The premise: conference speakers presented DevOps talks via their avatars in the smash new game Animal Crossing New Horizon (ACNH). While this may seem like a rather niche intersection of interests, over 11,000 people tuned into the Twitch stream throughout the day.
There were several notable things this event excelled at:
1) Community engagement
Based on size limits of gatherings allowed in the game, only speakers were able to visit the virtual conference center that Austin built on his ACNH island. However, there was a very engaged community of DIDevOps attendees in the Twitch streams and Discord chats.
While attendees could certainly make great connections in the chat, my favorite thing was watching people coordinate their own virtual watch parties on their own ACNH islands. (“Watch parties” meaning that these groups were still watching the talks via Twitch, but they also had their avatars travel to each other’s islands to “watch together” in the game and trade in-game items with each other.)
(How amazing is it that people came in face masks? I love this so much.)
2) Thematic talks = fresh talks
Speakers did a great job incorporating elements of the game into their talks. Game characters, in-game actions/goals/consequences, items found on the island, and elements of gameplay all came up in people’s presentations. The speakers spun entertaining ACNH + DevOps metaphors and interspersed game references into their talks and slides.
The result was that these DevOps talks that were completely unique to the event.
3) Speaker logistics
The logistics of this event were impressive.
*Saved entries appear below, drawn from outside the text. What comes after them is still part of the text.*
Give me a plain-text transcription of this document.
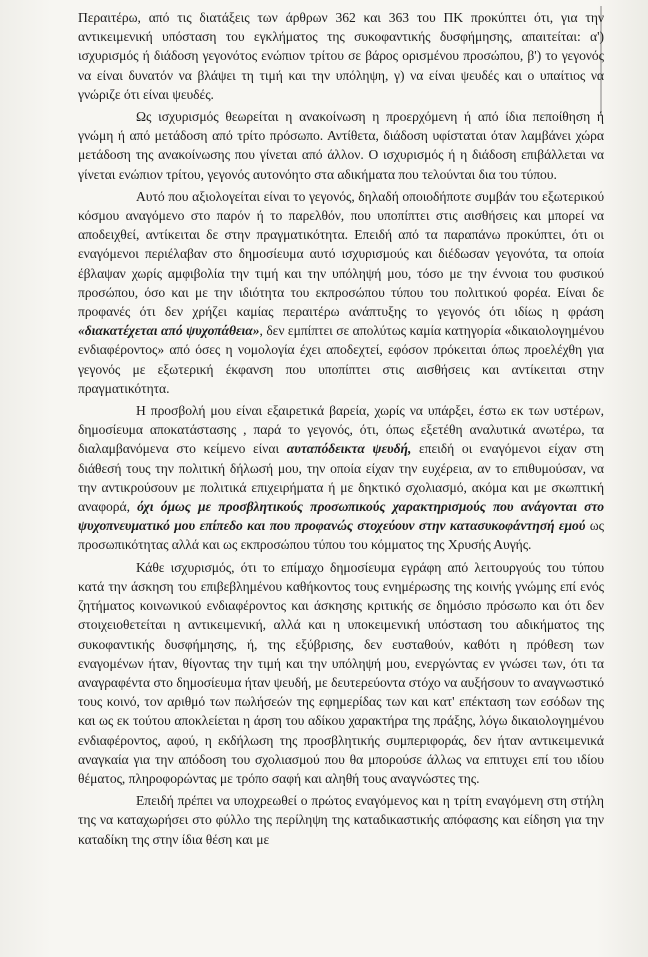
Περαιτέρω, από τις διατάξεις των άρθρων 362 και 363 του ΠΚ προκύπτει ότι, για την αντικειμενική υπόσταση του εγκλήματος της συκοφαντικής δυσφήμησης, απαιτείται: α') ισχυρισμός ή διάδοση γεγονότος ενώπιον τρίτου σε βάρος ορισμένου προσώπου, β') το γεγονός να είναι δυνατόν να βλάψει τη τιμή και την υπόληψη, γ) να είναι ψευδές και ο υπαίτιος να γνώριζε ότι είναι ψευδές.

Ως ισχυρισμός θεωρείται η ανακοίνωση η προερχόμενη ή από ίδια πεποίθηση ή γνώμη ή από μετάδοση από τρίτο πρόσωπο. Αντίθετα, διάδοση υφίσταται όταν λαμβάνει χώρα μετάδοση της ανακοίνωσης που γίνεται από άλλον. Ο ισχυρισμός ή η διάδοση επιβάλλεται να γίνεται ενώπιον τρίτου, γεγονός αυτονόητο στα αδικήματα που τελούνται δια του τύπου.

Αυτό που αξιολογείται είναι το γεγονός, δηλαδή οποιοδήποτε συμβάν του εξωτερικού κόσμου αναγόμενο στο παρόν ή το παρελθόν, που υποπίπτει στις αισθήσεις και μπορεί να αποδειχθεί, αντίκειται δε στην πραγματικότητα. Επειδή από τα παραπάνω προκύπτει, ότι οι εναγόμενοι περιέλαβαν στο δημοσίευμα αυτό ισχυρισμούς και διέδωσαν γεγονότα, τα οποία έβλαψαν χωρίς αμφιβολία την τιμή και την υπόληψή μου, τόσο με την έννοια του φυσικού προσώπου, όσο και με την ιδιότητα του εκπροσώπου τύπου του πολιτικού φορέα. Είναι δε προφανές ότι δεν χρήζει καμίας περαιτέρω ανάπτυξης το γεγονός ότι ιδίως η φράση «διακατέχεται από ψυχοπάθεια», δεν εμπίπτει σε απολύτως καμία κατηγορία «δικαιολογημένου ενδιαφέροντος» από όσες η νομολογία έχει αποδεχτεί, εφόσον πρόκειται όπως προελέχθη για γεγονός με εξωτερική έκφανση που υποπίπτει στις αισθήσεις και αντίκειται στην πραγματικότητα.

Η προσβολή μου είναι εξαιρετικά βαρεία, χωρίς να υπάρξει, έστω εκ των υστέρων, δημοσίευμα αποκατάστασης , παρά το γεγονός, ότι, όπως εξετέθη αναλυτικά ανωτέρω, τα διαλαμβανόμενα στο κείμενο είναι αυταπόδεικτα ψευδή, επειδή οι εναγόμενοι είχαν στη διάθεσή τους την πολιτική δήλωσή μου, την οποία είχαν την ευχέρεια, αν το επιθυμούσαν, να την αντικρούσουν με πολιτικά επιχειρήματα ή με δηκτικό σχολιασμό, ακόμα και με σκωπτική αναφορά, όχι όμως με προσβλητικούς προσωπικούς χαρακτηρισμούς που ανάγονται στο ψυχοπνευματικό μου επίπεδο και που προφανώς στοχεύουν στην κατασυκοφάντησή εμού ως προσωπικότητας αλλά και ως εκπροσώπου τύπου του κόμματος της Χρυσής Αυγής.

Κάθε ισχυρισμός, ότι το επίμαχο δημοσίευμα εγράφη από λειτουργούς του τύπου κατά την άσκηση του επιβεβλημένου καθήκοντος τους ενημέρωσης της κοινής γνώμης επί ενός ζητήματος κοινωνικού ενδιαφέροντος και άσκησης κριτικής σε δημόσιο πρόσωπο και ότι δεν στοιχειοθετείται η αντικειμενική, αλλά και η υποκειμενική υπόσταση του αδικήματος της συκοφαντικής δυσφήμησης, ή, της εξύβρισης, δεν ευσταθούν, καθότι η πρόθεση των εναγομένων ήταν, θίγοντας την τιμή και την υπόληψή μου, ενεργώντας εν γνώσει των, ότι τα αναγραφέντα στο δημοσίευμα ήταν ψευδή, με δευτερεύοντα στόχο να αυξήσουν το αναγνωστικό τους κοινό, τον αριθμό των πωλήσεών της εφημερίδας των και κατ' επέκταση των εσόδων της και ως εκ τούτου αποκλείεται η άρση του αδίκου χαρακτήρα της πράξης, λόγω δικαιολογημένου ενδιαφέροντος, αφού, η εκδήλωση της προσβλητικής συμπεριφοράς, δεν ήταν αντικειμενικά αναγκαία για την απόδοση του σχολιασμού που θα μπορούσε άλλως να επιτυχει επί του ιδίου θέματος, πληροφορώντας με τρόπο σαφή και αληθή τους αναγνώστες της.

Επειδή πρέπει να υποχρεωθεί ο πρώτος εναγόμενος και η τρίτη εναγόμενη στη στήλη της να καταχωρήσει στο φύλλο της περίληψη της καταδικαστικής απόφασης και είδηση για την καταδίκη της στην ίδια θέση και με
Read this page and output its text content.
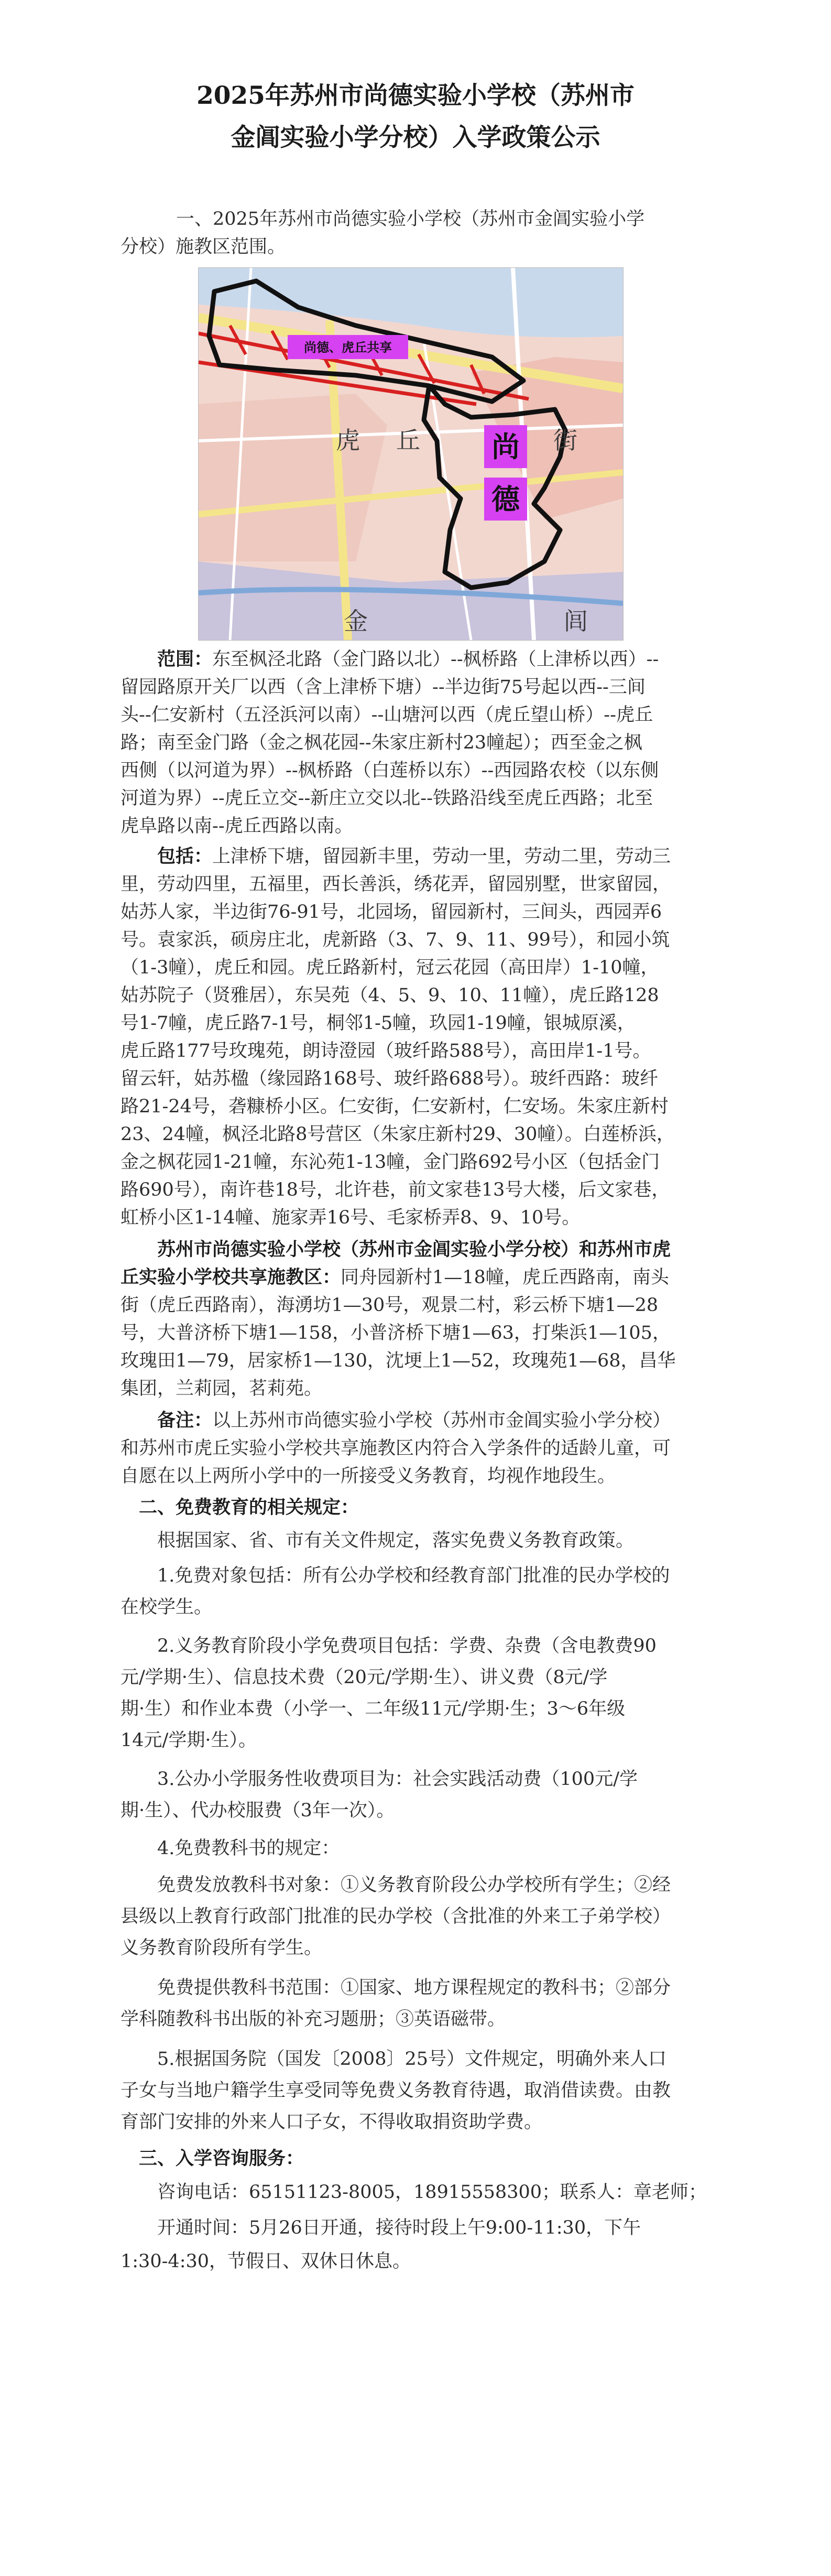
2025年苏州市尚德实验小学校（苏州市
金阊实验小学分校）入学政策公示
一、2025年苏州市尚德实验小学校（苏州市金阊实验小学
分校）施教区范围。
尚德、虎丘共享
尚
德
虎 丘	街
金	闾
范围：东至枫泾北路（金门路以北）--枫桥路（上津桥以西）--
留园路原开关厂以西（含上津桥下塘）--半边街75号起以西--三间
头--仁安新村（五泾浜河以南）--山塘河以西（虎丘望山桥）--虎丘
路；南至金门路（金之枫花园--朱家庄新村23幢起）；西至金之枫
西侧（以河道为界）--枫桥路（白莲桥以东）--西园路农校（以东侧
河道为界）--虎丘立交--新庄立交以北--铁路沿线至虎丘西路；北至
虎阜路以南--虎丘西路以南。
包括：上津桥下塘，留园新丰里，劳动一里，劳动二里，劳动三
里，劳动四里，五福里，西长善浜，绣花弄，留园别墅，世家留园，
姑苏人家，半边街76-91号，北园场，留园新村，三间头，西园弄6
号。袁家浜，硕房庄北，虎新路（3、7、9、11、99号），和园小筑
（1-3幢），虎丘和园。虎丘路新村，冠云花园（高田岸）1-10幢，
姑苏院子（贤雅居），东吴苑（4、5、9、10、11幢），虎丘路128
号1-7幢，虎丘路7-1号，桐邻1-5幢，玖园1-19幢，银城原溪，
虎丘路177号玫瑰苑，朗诗澄园（玻纤路588号），高田岸1-1号。
留云轩，姑苏楹（缘园路168号、玻纤路688号）。玻纤西路：玻纤
路21-24号，砻糠桥小区。仁安街，仁安新村，仁安场。朱家庄新村
23、24幢，枫泾北路8号营区（朱家庄新村29、30幢）。白莲桥浜，
金之枫花园1-21幢，东沁苑1-13幢，金门路692号小区（包括金门
路690号），南许巷18号，北许巷，前文家巷13号大楼，后文家巷，
虹桥小区1-14幢、施家弄16号、毛家桥弄8、9、10号。
苏州市尚德实验小学校（苏州市金阊实验小学分校）和苏州市虎
丘实验小学校共享施教区：同舟园新村1—18幢，虎丘西路南，南头
街（虎丘西路南），海湧坊1—30号，观景二村，彩云桥下塘1—28
号，大普济桥下塘1—158，小普济桥下塘1—63，打柴浜1—105，
玫瑰田1—79，居家桥1—130，沈埂上1—52，玫瑰苑1—68，昌华
集团，兰莉园，茗莉苑。
备注：以上苏州市尚德实验小学校（苏州市金阊实验小学分校）
和苏州市虎丘实验小学校共享施教区内符合入学条件的适龄儿童，可
自愿在以上两所小学中的一所接受义务教育，均视作地段生。
二、免费教育的相关规定：
根据国家、省、市有关文件规定，落实免费义务教育政策。
1.免费对象包括：所有公办学校和经教育部门批准的民办学校的
在校学生。
2.义务教育阶段小学免费项目包括：学费、杂费（含电教费90
元/学期·生）、信息技术费（20元/学期·生）、讲义费（8元/学
期·生）和作业本费（小学一、二年级11元/学期·生；3～6年级
14元/学期·生）。
3.公办小学服务性收费项目为：社会实践活动费（100元/学
期·生）、代办校服费（3年一次）。
4.免费教科书的规定：
免费发放教科书对象：①义务教育阶段公办学校所有学生；②经
县级以上教育行政部门批准的民办学校（含批准的外来工子弟学校）
义务教育阶段所有学生。
免费提供教科书范围：①国家、地方课程规定的教科书；②部分
学科随教科书出版的补充习题册；③英语磁带。
5.根据国务院（国发〔2008〕25号）文件规定，明确外来人口
子女与当地户籍学生享受同等免费义务教育待遇，取消借读费。由教
育部门安排的外来人口子女，不得收取捐资助学费。
三、入学咨询服务：
咨询电话：65151123-8005，18915558300；联系人：章老师；
开通时间：5月26日开通，接待时段上午9:00-11:30，下午
1:30-4:30，节假日、双休日休息。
While I don’t have inside details, it appears that speakers controlled their in-game avatar on the Nintendo Switch while also presenting their slides on a Zoom call, all of which was broadcast to the Twitch stream.
Several speakers mentioned the benefits of this virtual speakers room in Zoom:
Okay. #DIDevOps has discovered a way to run an online conference that has value.
Behind the scenes, the speakers are in a zoom, they are each other’s live audience.
This interaction comes through in the talks. They’re friends now. It feels cohesive.
— Jessica Joy Kerr (@jessitron) April 30, 2020
But even just the…presence together. That made a difference. And i think it helped inspire everyone to watch most (if not all) of the other talks, which made it possible to do that magic of chaining them together/drawing connections.
— Matt Stratton (@mattstratton) April 30, 2020
The conference did live captioning, which is a fantastic addition to any event.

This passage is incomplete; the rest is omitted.